Wednesday, 22 August 2018

10 stocks that corrected by up to 30% from their 52-week highs and could return up to 65%

After June quarter earnings, Motilal Oswal has come out with a list of 10 midcap stocks that have fallen by up to 30% and could now return up to 65% in the next one year

The week started on a strong note as the Nifty climbed to new heights on Monday and the Midcap index traded in line with benchmark indices, driven by long build-ups and short covering.
The recovery in the rupee and firm global cues on likely talks between US and China to ease trade tensions boosted investor sentiment.
"Markets are on steroids defying gravity with very strong buying momentum from DIIs and FIIs. The FIIs who have been net sellers till H1CY18 have turned net buyers providing much needed aggressive push to Indian markets," Jagannadham Thunuguntla, Senior Vice President and Head of Research (Wealth), Centrum Broking, told Moneycontrol.
Thunuguntla said that the recently-concluded earnings season has confirmed that Indian corporate earnings have become robust (even though hiccups from PSU banks remain).
But if one were to look at the performance of both indices on a year-to-date (YTD) basis, they will find that unlike large-cap stocks, which drove Sensex and Nifty to their highest-ever points, mid-cap stocks just haven't been performing up to speed.
The Sensex and Nifty have risen by around 12 percent and 9 percent, respectively, so far this year. The BSE Largecap, BSE100, BSE200 and BSE500 indices are all up 3-8 percent for the calendar.
On the contrary, despite recovering from its 2018 lows, the BSE Midcap index is still down 8 percent for the calendar.
Undervaluation of stocks and earnings recovery were the primary reasons behind the index recovering from its lows. But for stocks that are still under pressure and quite far from their 52-week highs, the weakness stems from fundamental underperformance and overvaluation. These companies will have to report even better earnings performance to quickly recover.
Half of the BSE Midcap index's constituent stocks are still in the red for this year. Of the lot, more than 40 stocks are down between 10-90 percent, while only 19 stocks are up 10-60 percent.
Every expert on the Street agreed that the sell-off in mid-cap and small-cap stocks was warranted as these indices had surged 47 percent and 57 percent, respectively, in 2017.
Despite having fallen that much, most of these stocks are still highly valued, considering their earnings for the June quarter. Experts said that if earnings recovery does not take place in next few quarters, these stocks could fall further.
"I do not know about prices, but feel that most midcaps and smallcaps are still highly overvalued. If the earnings do not grow aggressively this year, there could be a further correction in prices," Raghvendra Nath, Managing Director, Ladderup Wealth Management, told Moneycontrol.
After June quarter earnings, Motilal Oswal has come out with a list of top 10 midcap stocks, which have fallen by up to 30 percent, and could now return up to 65 percent in next one-year period.

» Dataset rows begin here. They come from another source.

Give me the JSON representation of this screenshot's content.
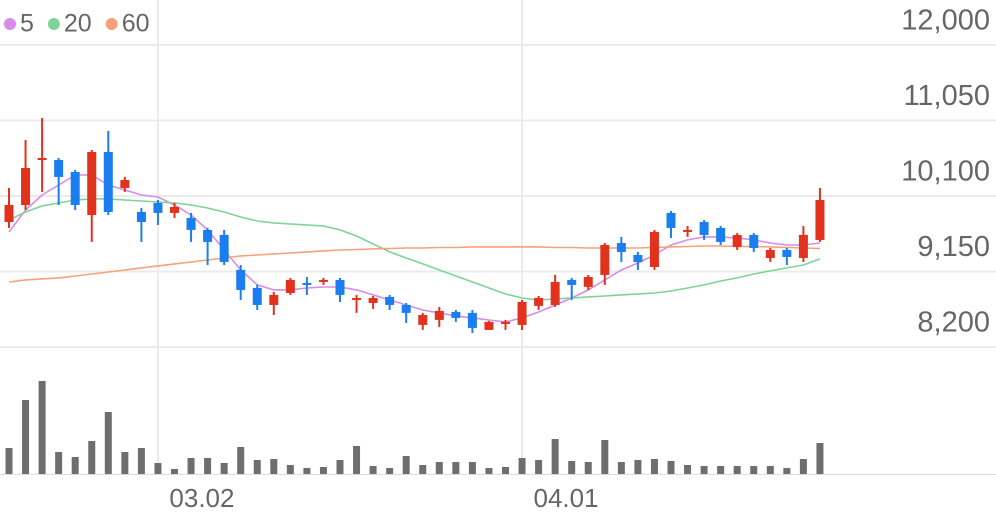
{
  "chart_data": {
    "type": "candlestick",
    "x": [
      null,
      null,
      null,
      null,
      null,
      null,
      null,
      null,
      null,
      "03.02",
      null,
      null,
      null,
      null,
      null,
      null,
      null,
      null,
      null,
      null,
      null,
      null,
      null,
      null,
      null,
      null,
      null,
      null,
      null,
      null,
      null,
      "04.01",
      null,
      null,
      null,
      null,
      null,
      null,
      null,
      null,
      null,
      null,
      null,
      null,
      null,
      null,
      null,
      null,
      null,
      null
    ],
    "open": [
      9773,
      9987,
      10553,
      10553,
      10402,
      9861,
      10654,
      10201,
      9899,
      10012,
      9887,
      9824,
      9673,
      9610,
      9170,
      8943,
      8729,
      8880,
      9006,
      9019,
      9044,
      8792,
      8754,
      8830,
      8729,
      8478,
      8541,
      8641,
      8629,
      8415,
      8490,
      8478,
      8717,
      8729,
      9044,
      8956,
      9107,
      9509,
      9358,
      9207,
      9887,
      9648,
      9773,
      9698,
      9459,
      9610,
      9320,
      9421,
      9320,
      9547
    ],
    "high": [
      10201,
      10805,
      11082,
      10578,
      10428,
      10679,
      10918,
      10340,
      9950,
      10050,
      10012,
      9887,
      9698,
      9673,
      9232,
      8981,
      8893,
      9069,
      9081,
      9069,
      9069,
      8855,
      8842,
      8855,
      8754,
      8629,
      8704,
      8666,
      8666,
      8528,
      8541,
      8792,
      8842,
      9107,
      9069,
      9107,
      9509,
      9585,
      9396,
      9673,
      9912,
      9723,
      9798,
      9723,
      9635,
      9635,
      9446,
      9446,
      9723,
      10201
    ],
    "low": [
      9698,
      9924,
      10151,
      9987,
      9924,
      9522,
      9861,
      10151,
      9522,
      9736,
      9824,
      9522,
      9232,
      9232,
      8792,
      8666,
      8603,
      8855,
      8855,
      8981,
      8767,
      8629,
      8679,
      8666,
      8503,
      8415,
      8452,
      8516,
      8377,
      8415,
      8415,
      8415,
      8666,
      8704,
      8792,
      8918,
      8981,
      9270,
      9170,
      9170,
      9572,
      9585,
      9547,
      9484,
      9421,
      9396,
      9270,
      9232,
      9270,
      9522
    ],
    "close": [
      9987,
      10453,
      10578,
      10340,
      9987,
      10654,
      9899,
      10302,
      9773,
      9887,
      9962,
      9673,
      9522,
      9270,
      8918,
      8729,
      8855,
      9044,
      8981,
      9044,
      8855,
      8817,
      8817,
      8729,
      8629,
      8603,
      8654,
      8566,
      8440,
      8516,
      8516,
      8767,
      8817,
      9019,
      8981,
      9081,
      9484,
      9396,
      9270,
      9648,
      9698,
      9673,
      9610,
      9522,
      9610,
      9446,
      9421,
      9333,
      9610,
      10050
    ],
    "up_color": "#e0321c",
    "down_color": "#1a7ef0",
    "series": [
      {
        "name": "5",
        "color": "#d88be8",
        "values": [
          9647,
          9924,
          10113,
          10239,
          10364,
          10364,
          10239,
          10176,
          10113,
          10088,
          9987,
          9861,
          9673,
          9421,
          9169,
          8981,
          8918,
          8918,
          8943,
          8955,
          8955,
          8918,
          8855,
          8792,
          8729,
          8666,
          8628,
          8591,
          8566,
          8540,
          8515,
          8566,
          8641,
          8729,
          8817,
          8918,
          9044,
          9169,
          9257,
          9358,
          9484,
          9547,
          9585,
          9585,
          9572,
          9547,
          9509,
          9484,
          9484,
          9509
        ]
      },
      {
        "name": "20",
        "color": "#7fd398",
        "values": [
          9798,
          9899,
          9975,
          10012,
          10050,
          10063,
          10063,
          10050,
          10037,
          10025,
          10012,
          9987,
          9949,
          9899,
          9836,
          9786,
          9761,
          9748,
          9736,
          9723,
          9673,
          9597,
          9496,
          9396,
          9320,
          9245,
          9169,
          9094,
          9018,
          8943,
          8867,
          8817,
          8792,
          8805,
          8817,
          8830,
          8842,
          8855,
          8867,
          8880,
          8905,
          8943,
          8981,
          9031,
          9069,
          9119,
          9157,
          9195,
          9232,
          9308
        ]
      },
      {
        "name": "60",
        "color": "#f5a27a",
        "values": [
          9018,
          9044,
          9057,
          9069,
          9094,
          9119,
          9144,
          9169,
          9195,
          9220,
          9245,
          9270,
          9295,
          9320,
          9346,
          9358,
          9371,
          9383,
          9396,
          9409,
          9421,
          9427,
          9434,
          9440,
          9446,
          9446,
          9452,
          9452,
          9459,
          9459,
          9459,
          9459,
          9459,
          9452,
          9452,
          9446,
          9446,
          9446,
          9446,
          9452,
          9459,
          9465,
          9471,
          9471,
          9465,
          9465,
          9459,
          9452,
          9446,
          9440
        ]
      }
    ],
    "volume": [
      26,
      74,
      93,
      22,
      17,
      33,
      62,
      22,
      26,
      11,
      5,
      16,
      16,
      11,
      27,
      14,
      15,
      9,
      6,
      7,
      14,
      28,
      8,
      6,
      18,
      9,
      12,
      12,
      12,
      6,
      7,
      16,
      14,
      35,
      13,
      12,
      34,
      12,
      14,
      15,
      13,
      9,
      8,
      8,
      8,
      8,
      8,
      6,
      15,
      31
    ],
    "volume_color": "#6e6e6e",
    "volume_lim": [
      0,
      100
    ],
    "ylim": [
      8200,
      12000
    ],
    "yticks": [
      {
        "value": 8200,
        "label": "8,200"
      },
      {
        "value": 9150,
        "label": "9,150"
      },
      {
        "value": 10100,
        "label": "10,100"
      },
      {
        "value": 11050,
        "label": "11,050"
      },
      {
        "value": 12000,
        "label": "12,000"
      }
    ],
    "grid": true,
    "legend": "top-left"
  }
}
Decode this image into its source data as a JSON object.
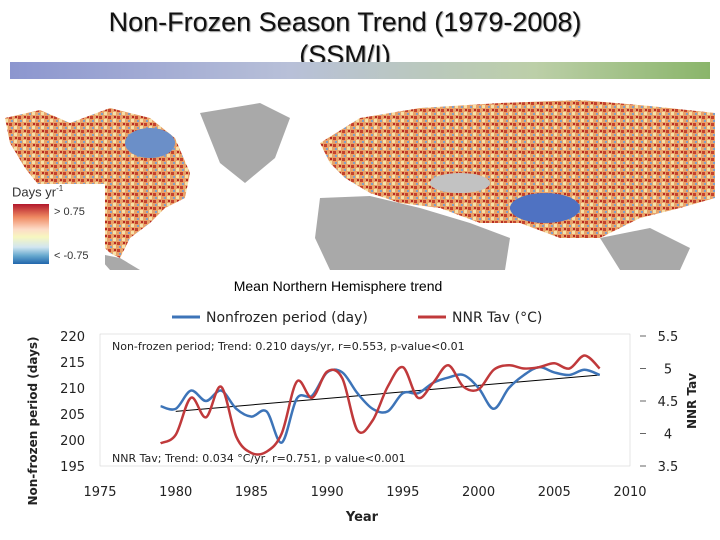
{
  "slide": {
    "title_line1": "Non-Frozen Season Trend (1979-2008)",
    "title_line2": "(SSM/I)"
  },
  "map": {
    "legend_title": "Days yr",
    "legend_title_sup": "-1",
    "legend_high": "> 0.75",
    "legend_low": "< -0.75",
    "land_color": "#a9a9a9"
  },
  "chart_heading": "Mean Northern Hemisphere trend",
  "chart_data": {
    "type": "line",
    "legend": [
      {
        "label": "Nonfrozen period (day)",
        "color": "#3d74b8"
      },
      {
        "label": "NNR Tav (°C)",
        "color": "#c0393b"
      }
    ],
    "annotation_top": "Non-frozen period; Trend: 0.210 days/yr, r=0.553, p-value<0.01",
    "annotation_bottom": "NNR Tav; Trend: 0.034 °C/yr, r=0.751, p value<0.001",
    "xlabel": "Year",
    "ylabel_left": "Non-frozen period (days)",
    "ylabel_right": "NNR Tav",
    "xlim": [
      1975,
      2010
    ],
    "x_ticks": [
      1975,
      1980,
      1985,
      1990,
      1995,
      2000,
      2005,
      2010
    ],
    "y_left_lim": [
      195,
      220
    ],
    "y_left_ticks": [
      195,
      200,
      205,
      210,
      215,
      220
    ],
    "y_right_lim": [
      3.5,
      5.5
    ],
    "y_right_ticks": [
      3.5,
      4,
      4.5,
      5,
      5.5
    ],
    "x": [
      1979,
      1980,
      1981,
      1982,
      1983,
      1984,
      1985,
      1986,
      1987,
      1988,
      1989,
      1990,
      1991,
      1992,
      1993,
      1994,
      1995,
      1996,
      1997,
      1998,
      1999,
      2000,
      2001,
      2002,
      2003,
      2004,
      2005,
      2006,
      2007,
      2008
    ],
    "series": [
      {
        "name": "Nonfrozen period (day)",
        "axis": "left",
        "color": "#3d74b8",
        "values": [
          206.5,
          206.0,
          209.5,
          207.5,
          209.5,
          206.0,
          204.5,
          205.5,
          199.5,
          208.0,
          208.5,
          213.0,
          213.0,
          209.0,
          206.0,
          205.5,
          209.0,
          209.0,
          211.0,
          212.0,
          212.5,
          210.0,
          206.0,
          210.0,
          212.5,
          214.0,
          213.0,
          212.5,
          213.5,
          212.5
        ]
      },
      {
        "name": "NNR Tav (°C)",
        "axis": "right",
        "color": "#c0393b",
        "values": [
          3.85,
          3.98,
          4.55,
          4.25,
          4.72,
          3.95,
          3.7,
          3.72,
          4.0,
          4.8,
          4.55,
          4.95,
          4.85,
          4.05,
          4.2,
          4.72,
          5.02,
          4.55,
          4.78,
          5.05,
          4.72,
          4.68,
          4.98,
          5.05,
          5.0,
          5.02,
          5.08,
          5.0,
          5.2,
          5.0
        ]
      },
      {
        "name": "",
        "axis": "left",
        "color": "#000000",
        "values_endpoints": {
          "x": [
            1980,
            2008
          ],
          "y": [
            205.5,
            212.5
          ]
        }
      }
    ]
  }
}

Among the list of stocks was Petronet LNG, which corrected 21 percent from its 52-week high, and could now return 43 percent.
"Dahej continued over utilisation despite the fact that LNG prices had almost doubled YoY. We expect the same to continue. Kochi terminal's utilization would increase as Kochi refinery stabilizes and Kochi-Mangalore pipeline gets completed. Dahej would get further boost when it's expansion from 15mmtpa to 17.5mmtpa completes early next calendar year," Motilal Oswal said.
Another stock, which comes under the FMCG basket, is Emami. The stock, which is the top pick in consumer space, is expected to rally 16 percent to Rs 665.
The reasons to pick this stock among mid-caps are (a) normalisation of wholesale trade where Emami's share is higher than peers, due to which its pace of earnings growth over a low base is likely to be very strong (b) likely healthy growth in existing categories, where it has a dominant market share and (c) best-of-breed R&D and A&P resulting innovative products backed by strong marketing.
Emami's Q1 earnings missed analysts' estimates on all accounts. Domestic volumes grew just 18 percent YoY (on a low base of an 18 percent fall last year) and EBITDA margin expanded 490 bps YoY.
Of the 10 stocks on Motilal Oswal's list, RBL Bank has fallen the least, having declined only 3 percent from its 52-week high due to its strong business performance.
"NIM's expanded 6 bps QoQ (one of the very few banks to report NIM expansion) which coupled with strong fee growth enabled inline earnings. RBL further provided on its MFI portfolio taking the PCR up by 284 bps QoQ to 60.4 percent even as the credit cost in rest of the portfolio has moderated," Motilal Oswal said.
RBL guided for further provisions toward the balance one-third stressed MFI loans over Q2/Q3; bank guided for 1.5 percent return on assets for FY20E and 40-45bp of tier 1 capital consumption per quarter.
The research house expects the stock to rally 14 percent to Rs 650.
Among others are JSPL, Tata Chemicals, Mindtree, Oberoi Realty, CG Consumer, TeamLease Services and MCX.